Monday, August 4, 2008

That may be so. However...

Kip at A Stitch in Haste, pointing out the Left's penchant for moral authoritarianism, writes:


Does [Ezra] Klein have the intellectual horsepower, I wonder, to realize just how much like a certain other group of majoritarians his argument sounds? His reasoning is utterly indistinguishable from that of the most decrepit anti-gay bigots who seek to ban something a tad more substantive than a fast food restaurant. What a delicious sampling of the faux difference between liberals and conservatives: “power to impose our will on others” … versus “power to impose our will on others.”


This is plain as day to libertarians and there is nothing I disagree with here. Both groups, when their sensibilities are outraged, will seek remedies through government intervention if the opportunity exists to do so.
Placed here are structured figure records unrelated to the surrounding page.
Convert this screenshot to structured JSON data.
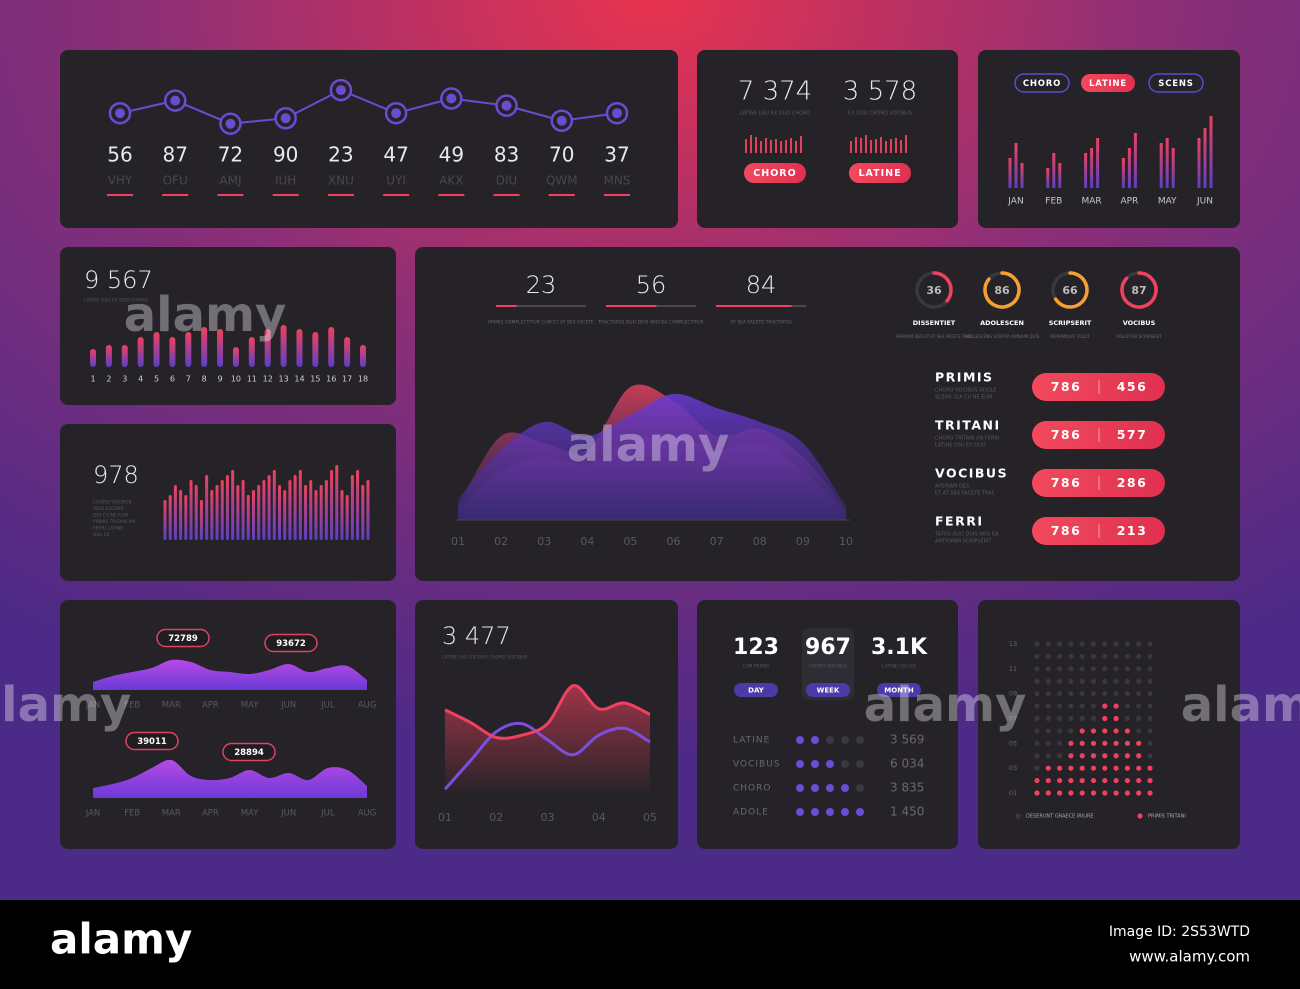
{
  "chart_data": [
    {
      "type": "line",
      "color": "#6b4bd1",
      "values": [
        40,
        70,
        15,
        28,
        95,
        40,
        75,
        58,
        22,
        40
      ],
      "ylim": [
        0,
        100
      ],
      "figures": [
        56,
        87,
        72,
        90,
        23,
        47,
        49,
        83,
        70,
        37
      ],
      "categories": [
        "VHY",
        "OFU",
        "AMJ",
        "IUH",
        "XNU",
        "UYI",
        "AKX",
        "DIU",
        "QWM",
        "MNS"
      ]
    },
    {
      "type": "kpi",
      "ylim": [
        0,
        20
      ],
      "items": [
        {
          "value": "7 374",
          "caption": "LATINE USU EX DUO CHORO",
          "bars": [
            14,
            18,
            16,
            12,
            15,
            13,
            14,
            12,
            13,
            15,
            12,
            17
          ],
          "button": "CHORO"
        },
        {
          "value": "3 578",
          "caption": "EX DUO CHORO VOCIBUS",
          "bars": [
            12,
            16,
            15,
            18,
            13,
            14,
            16,
            12,
            14,
            15,
            13,
            18
          ],
          "button": "LATINE"
        }
      ]
    },
    {
      "type": "groupedbar",
      "tabs": [
        "CHORO",
        "LATINE",
        "SCENS"
      ],
      "active_tab": 1,
      "categories": [
        "JAN",
        "FEB",
        "MAR",
        "APR",
        "MAY",
        "JUN"
      ],
      "ylim": [
        0,
        75
      ],
      "series": [
        {
          "values": [
            30,
            20,
            35,
            30,
            45,
            50
          ]
        },
        {
          "values": [
            45,
            35,
            40,
            40,
            50,
            60
          ]
        },
        {
          "values": [
            25,
            25,
            50,
            55,
            40,
            72
          ]
        }
      ]
    },
    {
      "type": "bar",
      "value": "9 567",
      "captions": [
        "LATINE USU EX DUO CHORO"
      ],
      "ylim": [
        0,
        45
      ],
      "categories": [
        "1",
        "2",
        "3",
        "4",
        "5",
        "6",
        "7",
        "8",
        "9",
        "10",
        "11",
        "12",
        "13",
        "14",
        "15",
        "16",
        "17",
        "18"
      ],
      "values": [
        18,
        22,
        22,
        30,
        35,
        30,
        35,
        40,
        38,
        20,
        30,
        38,
        42,
        38,
        35,
        40,
        30,
        22
      ]
    },
    {
      "type": "bar",
      "value": "978",
      "captions": [
        "CHORO VOCIBUS",
        "ADOLESCENS",
        "QUI CU NE EUM",
        "PRIMIS TRITANI AN",
        "FERRI LATINE",
        "USU EX"
      ],
      "ylim": [
        0,
        80
      ],
      "values": [
        40,
        45,
        55,
        50,
        45,
        60,
        55,
        40,
        65,
        50,
        55,
        60,
        65,
        70,
        55,
        60,
        45,
        50,
        55,
        60,
        65,
        70,
        55,
        50,
        60,
        65,
        70,
        55,
        60,
        50,
        55,
        60,
        70,
        75,
        50,
        45,
        65,
        70,
        55,
        60
      ]
    },
    {
      "type": "overview",
      "xlim": [
        0,
        100
      ],
      "progress": [
        {
          "value": 23,
          "caption": "PRIMIS COMPLECTITUR CUM ET AT SEA FACETE"
        },
        {
          "value": 56,
          "caption": "TRACTATOS DUO DUIS WISI EA COMPLECTITUR"
        },
        {
          "value": 84,
          "caption": "AT SEA FACETE TRACTATOS"
        }
      ],
      "donuts": [
        {
          "value": 36,
          "label": "DISSENTIET",
          "caption": "APERIAM DES ET AT SEA FACETE TRAC",
          "color": "#f0415e"
        },
        {
          "value": 86,
          "label": "ADOLESCEN",
          "caption": "ADOLESCENS SCRIPTA OMNIUM DUIS",
          "color": "#f5a030"
        },
        {
          "value": 66,
          "label": "SCRIPSERIT",
          "caption": "REPRIMIQUE TOLLIT",
          "color": "#f5a030"
        },
        {
          "value": 87,
          "label": "VOCIBUS",
          "caption": "VOLUPTUA SCRIPSERIT",
          "color": "#f0415e"
        }
      ],
      "area": {
        "categories": [
          "01",
          "02",
          "03",
          "04",
          "05",
          "06",
          "07",
          "08",
          "09",
          "10"
        ],
        "ylim": [
          0,
          100
        ],
        "series": [
          {
            "color": "#8a3fd0",
            "values": [
              8,
              35,
              45,
              40,
              55,
              60,
              50,
              55,
              35,
              5
            ]
          },
          {
            "color": "#e0415e",
            "values": [
              10,
              60,
              55,
              50,
              95,
              85,
              60,
              65,
              45,
              8
            ]
          },
          {
            "color": "#6a3ad6",
            "values": [
              15,
              50,
              70,
              60,
              75,
              90,
              80,
              70,
              55,
              10
            ]
          }
        ]
      },
      "list": [
        {
          "title": "PRIMIS",
          "caption": [
            "CHORO VOCIBUS ADOLE",
            "SCENS QUI CU NE EUM"
          ],
          "values": [
            786,
            456
          ]
        },
        {
          "title": "TRITANI",
          "caption": [
            "CHORO TRITANI AN FERRI",
            "LATINE USU EX DUO"
          ],
          "values": [
            786,
            577
          ]
        },
        {
          "title": "VOCIBUS",
          "caption": [
            "APERIAM DES",
            "ET AT SEA FACETE TRAC"
          ],
          "values": [
            786,
            286
          ]
        },
        {
          "title": "FERRI",
          "caption": [
            "TATOS DUO DUIS WISI EA",
            "ANTIOPAM SCRIPSERIT"
          ],
          "values": [
            786,
            213
          ]
        }
      ]
    },
    {
      "type": "area",
      "x": [
        0,
        0.5,
        1,
        1.5,
        2,
        2.5,
        3,
        3.5,
        4,
        4.5,
        5,
        5.5,
        6,
        6.5,
        7
      ],
      "xlim": [
        0,
        7
      ],
      "ylim": [
        0,
        40
      ],
      "xticks": [
        {
          "value": 0,
          "label": "JAN"
        },
        {
          "value": 1,
          "label": "FEB"
        },
        {
          "value": 2,
          "label": "MAR"
        },
        {
          "value": 3,
          "label": "APR"
        },
        {
          "value": 4,
          "label": "MAY"
        },
        {
          "value": 5,
          "label": "JUN"
        },
        {
          "value": 6,
          "label": "JUL"
        },
        {
          "value": 7,
          "label": "AUG"
        }
      ],
      "series": [
        {
          "values": [
            8,
            14,
            18,
            22,
            30,
            28,
            20,
            18,
            16,
            20,
            26,
            18,
            22,
            24,
            10
          ],
          "callouts": [
            "72789",
            "93672"
          ]
        },
        {
          "values": [
            10,
            14,
            20,
            30,
            38,
            22,
            18,
            20,
            28,
            20,
            25,
            18,
            30,
            28,
            12
          ],
          "callouts": [
            "39011",
            "28894"
          ]
        }
      ]
    },
    {
      "type": "multiline",
      "value": "3 477",
      "caption": "LATINE USU EX DUO CHORO VOCIBUS",
      "x": [
        1,
        1.5,
        2,
        2.5,
        3,
        3.5,
        4,
        4.5,
        5
      ],
      "xlim": [
        1,
        5
      ],
      "ylim": [
        0,
        100
      ],
      "xticks": [
        {
          "value": 1,
          "label": "01"
        },
        {
          "value": 2,
          "label": "02"
        },
        {
          "value": 3,
          "label": "03"
        },
        {
          "value": 4,
          "label": "04"
        },
        {
          "value": 5,
          "label": "05"
        }
      ],
      "series": [
        {
          "color": "#f0415e",
          "values": [
            74,
            63,
            50,
            52,
            62,
            95,
            75,
            80,
            70
          ]
        },
        {
          "color": "#7a4fe0",
          "values": [
            5,
            30,
            55,
            62,
            48,
            35,
            52,
            58,
            46
          ]
        }
      ]
    },
    {
      "type": "stats",
      "active": 1,
      "dots_max": 5,
      "kpis": [
        {
          "value": "123",
          "caption": "LUM PRIMIS",
          "button": "DAY"
        },
        {
          "value": "967",
          "caption": "CHORO VOCIBUS",
          "button": "WEEK"
        },
        {
          "value": "3.1K",
          "caption": "LATINE USU ES",
          "button": "MONTH"
        }
      ],
      "rows": [
        {
          "label": "LATINE",
          "dots": 2,
          "value": "3 569"
        },
        {
          "label": "VOCIBUS",
          "dots": 3,
          "value": "6 034"
        },
        {
          "label": "CHORO",
          "dots": 4,
          "value": "3 835"
        },
        {
          "label": "ADOLE",
          "dots": 5,
          "value": "1 450"
        }
      ]
    },
    {
      "type": "dotmatrix",
      "values": [
        2,
        3,
        3,
        5,
        6,
        6,
        8,
        8,
        6,
        5,
        3
      ],
      "ylim": [
        1,
        13
      ],
      "yticks": [
        13,
        11,
        {
          "value": 9,
          "label": "09"
        },
        {
          "value": 7,
          "label": "07"
        },
        {
          "value": 5,
          "label": "05"
        },
        {
          "value": 3,
          "label": "03"
        },
        {
          "value": 1,
          "label": "01"
        }
      ],
      "legend": [
        {
          "name": "DESERUNT GRAECE IRIURE",
          "color": "#3a383d"
        },
        {
          "name": "PRIMIS TRITANI",
          "color": "#f0415e"
        }
      ]
    }
  ],
  "footer": {
    "brand": "alamy",
    "image_id": "Image ID: 2S53WTD",
    "url": "www.alamy.com",
    "watermark": "alamy"
  }
}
Unfortuneately, to Kip's question, I'm not sure if the Left will ever get the point, and I think it is more a function of indifference towards the similarity rather than not having the intellectual wherewithall to recognize it.
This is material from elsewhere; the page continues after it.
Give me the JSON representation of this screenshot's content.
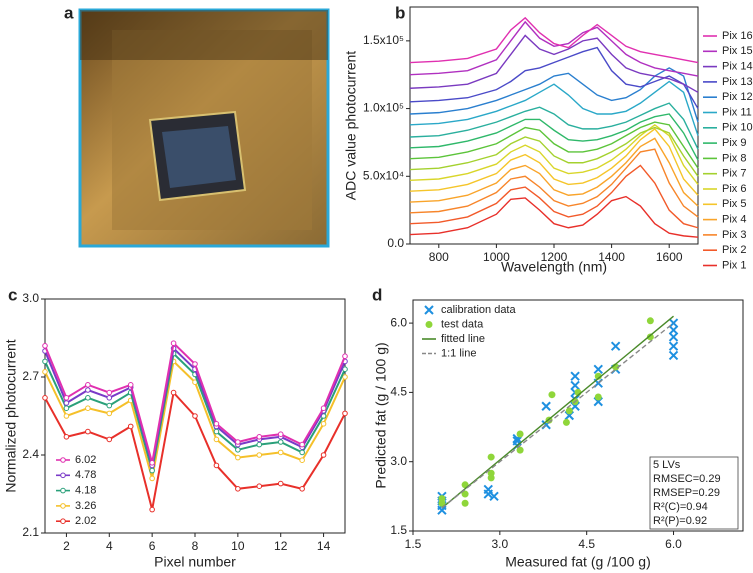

Anecdotally, when I have engaged in these sorts of discussions with liberals and point these things out, the response that I typically get is a defense of their views under fairness, equality and making things better off for people as a whole, a view they do not have about social conservatives. It seems to boil down to a "mine is better/we know what's best" mentally that dismisses the notion that other "inferior" groups could be similar to them, especially that they believe they are working to move society forward and others are trying to move society backward (it would explain the more juvenile attacks towards libertarians that come from the Left).

Not so anecdotally, one can read Paul Krugman's Conscience of a Liberal and observe much of what I wrote above.